I am troubled by this typical problem with special characters.
We have an mbean running in production tomcat server (installed on Linux) which picks up xml feeds and sends for further processing. The problem crops up when the mbean has to process special characters which are replaced by '??' marks. The same code is available in the local dev and QA servers which works fine though the OS version, the tomcat version are all same. The part of code which reads the xml feed and send to a JMS Q is pasted below:
StringBuffer article = new StringBuffer(); InputStreamReader is = new InputStreamReader(new FileInputStream(pendingFile), "utf-8"); int data; while ((data = is.read()) != -1) { article.append((char)data); } is.close(); is = null; log.debug("Read in \n" + article.toString()); try { js.writeTextMessage(article.toString(), "server", hostName, processor); } catch (JMSException je) { log.error("jms exception: " + je.getMessage()); // server probably shutdown this.stop(); return; } The above code reads the files from "pending file" , appends it to Stringbuffer, reads the file to a log and posts to JMS queue.

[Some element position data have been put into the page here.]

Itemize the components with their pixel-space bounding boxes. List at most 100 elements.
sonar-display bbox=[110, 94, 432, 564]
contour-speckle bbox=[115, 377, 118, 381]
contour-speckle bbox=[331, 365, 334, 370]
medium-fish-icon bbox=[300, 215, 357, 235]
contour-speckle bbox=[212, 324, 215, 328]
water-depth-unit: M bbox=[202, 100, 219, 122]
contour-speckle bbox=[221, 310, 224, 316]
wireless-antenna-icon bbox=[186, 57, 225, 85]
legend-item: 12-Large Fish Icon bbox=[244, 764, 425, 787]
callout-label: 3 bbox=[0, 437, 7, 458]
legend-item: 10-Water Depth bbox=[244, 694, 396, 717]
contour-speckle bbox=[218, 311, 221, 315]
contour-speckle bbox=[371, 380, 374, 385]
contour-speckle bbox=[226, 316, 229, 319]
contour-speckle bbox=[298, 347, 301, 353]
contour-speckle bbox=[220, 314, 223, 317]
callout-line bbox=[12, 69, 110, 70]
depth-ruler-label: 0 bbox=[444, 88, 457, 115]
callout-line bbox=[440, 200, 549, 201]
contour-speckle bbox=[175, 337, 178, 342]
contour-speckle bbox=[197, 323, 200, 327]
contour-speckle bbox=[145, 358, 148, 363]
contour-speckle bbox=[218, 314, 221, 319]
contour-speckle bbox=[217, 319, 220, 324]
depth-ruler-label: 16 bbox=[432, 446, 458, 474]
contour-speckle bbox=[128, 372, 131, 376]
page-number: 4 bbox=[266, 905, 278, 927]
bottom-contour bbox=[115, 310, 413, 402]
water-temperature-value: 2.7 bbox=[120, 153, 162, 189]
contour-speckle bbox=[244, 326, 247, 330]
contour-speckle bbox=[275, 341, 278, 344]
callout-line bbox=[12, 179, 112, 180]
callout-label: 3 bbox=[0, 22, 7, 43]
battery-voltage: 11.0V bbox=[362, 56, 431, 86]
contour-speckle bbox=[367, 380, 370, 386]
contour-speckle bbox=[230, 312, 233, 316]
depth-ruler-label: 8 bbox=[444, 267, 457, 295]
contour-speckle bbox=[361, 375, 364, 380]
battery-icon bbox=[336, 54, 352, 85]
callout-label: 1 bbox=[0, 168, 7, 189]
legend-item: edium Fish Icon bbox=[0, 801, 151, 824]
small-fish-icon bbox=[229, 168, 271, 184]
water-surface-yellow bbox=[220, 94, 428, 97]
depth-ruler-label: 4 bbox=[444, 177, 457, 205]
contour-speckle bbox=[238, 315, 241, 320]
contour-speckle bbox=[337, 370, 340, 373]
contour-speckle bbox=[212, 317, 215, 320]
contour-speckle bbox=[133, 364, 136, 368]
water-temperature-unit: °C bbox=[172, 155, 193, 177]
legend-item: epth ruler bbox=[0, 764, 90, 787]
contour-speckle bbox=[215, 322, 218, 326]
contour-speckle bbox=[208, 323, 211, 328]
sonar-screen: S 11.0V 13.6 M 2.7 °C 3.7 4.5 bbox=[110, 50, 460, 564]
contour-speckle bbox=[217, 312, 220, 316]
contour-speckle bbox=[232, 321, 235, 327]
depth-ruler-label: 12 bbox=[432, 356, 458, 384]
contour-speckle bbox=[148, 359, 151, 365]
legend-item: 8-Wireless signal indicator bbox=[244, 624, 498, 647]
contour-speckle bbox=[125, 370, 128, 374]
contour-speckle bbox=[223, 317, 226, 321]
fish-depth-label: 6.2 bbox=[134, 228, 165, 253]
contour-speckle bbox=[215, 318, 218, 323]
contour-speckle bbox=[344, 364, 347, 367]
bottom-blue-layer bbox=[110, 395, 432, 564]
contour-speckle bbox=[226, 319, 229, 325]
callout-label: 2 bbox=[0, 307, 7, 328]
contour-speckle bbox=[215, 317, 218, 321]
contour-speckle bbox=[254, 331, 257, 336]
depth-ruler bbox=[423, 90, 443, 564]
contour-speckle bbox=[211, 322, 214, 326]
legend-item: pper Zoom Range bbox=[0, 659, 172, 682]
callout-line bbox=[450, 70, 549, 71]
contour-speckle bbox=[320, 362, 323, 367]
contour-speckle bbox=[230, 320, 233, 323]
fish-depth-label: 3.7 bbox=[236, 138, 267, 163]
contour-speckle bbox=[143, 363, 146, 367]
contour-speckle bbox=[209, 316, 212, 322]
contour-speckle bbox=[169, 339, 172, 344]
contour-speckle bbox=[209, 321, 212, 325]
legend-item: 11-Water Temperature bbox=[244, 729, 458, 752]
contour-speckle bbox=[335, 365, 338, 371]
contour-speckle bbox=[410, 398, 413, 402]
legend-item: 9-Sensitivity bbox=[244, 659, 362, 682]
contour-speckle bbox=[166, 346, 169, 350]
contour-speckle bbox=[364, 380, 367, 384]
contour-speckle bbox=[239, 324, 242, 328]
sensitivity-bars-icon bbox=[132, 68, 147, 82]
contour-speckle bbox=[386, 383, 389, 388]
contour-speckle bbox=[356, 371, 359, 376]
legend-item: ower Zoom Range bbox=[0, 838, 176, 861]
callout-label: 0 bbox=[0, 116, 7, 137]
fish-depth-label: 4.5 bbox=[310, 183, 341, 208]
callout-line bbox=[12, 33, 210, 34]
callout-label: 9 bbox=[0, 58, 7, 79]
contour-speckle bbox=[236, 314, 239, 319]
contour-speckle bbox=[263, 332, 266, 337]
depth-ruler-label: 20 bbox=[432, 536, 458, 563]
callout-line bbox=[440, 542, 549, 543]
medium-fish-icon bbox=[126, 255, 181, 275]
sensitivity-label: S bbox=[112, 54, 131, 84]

The log file displays the special charas as ?? 'Only in Prod' The Xml feed with special characters is as below:
<?xml version="1.0" encoding="UTF-8"?> <hedline> <hl1> Hotelliyöpymiset: Missä hinta ja palvelu vastaavat toisiaan (tai eivät) - asiakastyytyväisyyden huippukaupungit </hl1> </hedline>* We tried all the possibilites which include:
- URI encoding to utf-8 in server.xml for tomcat.
- verified the LANG environment variable is en_US.UTF-8 on linux.
- verified that the xml file has default encoding as UTF8 without BOM.
We are unable to find whether the cause is with Tomcat server or Linux OS. Please help.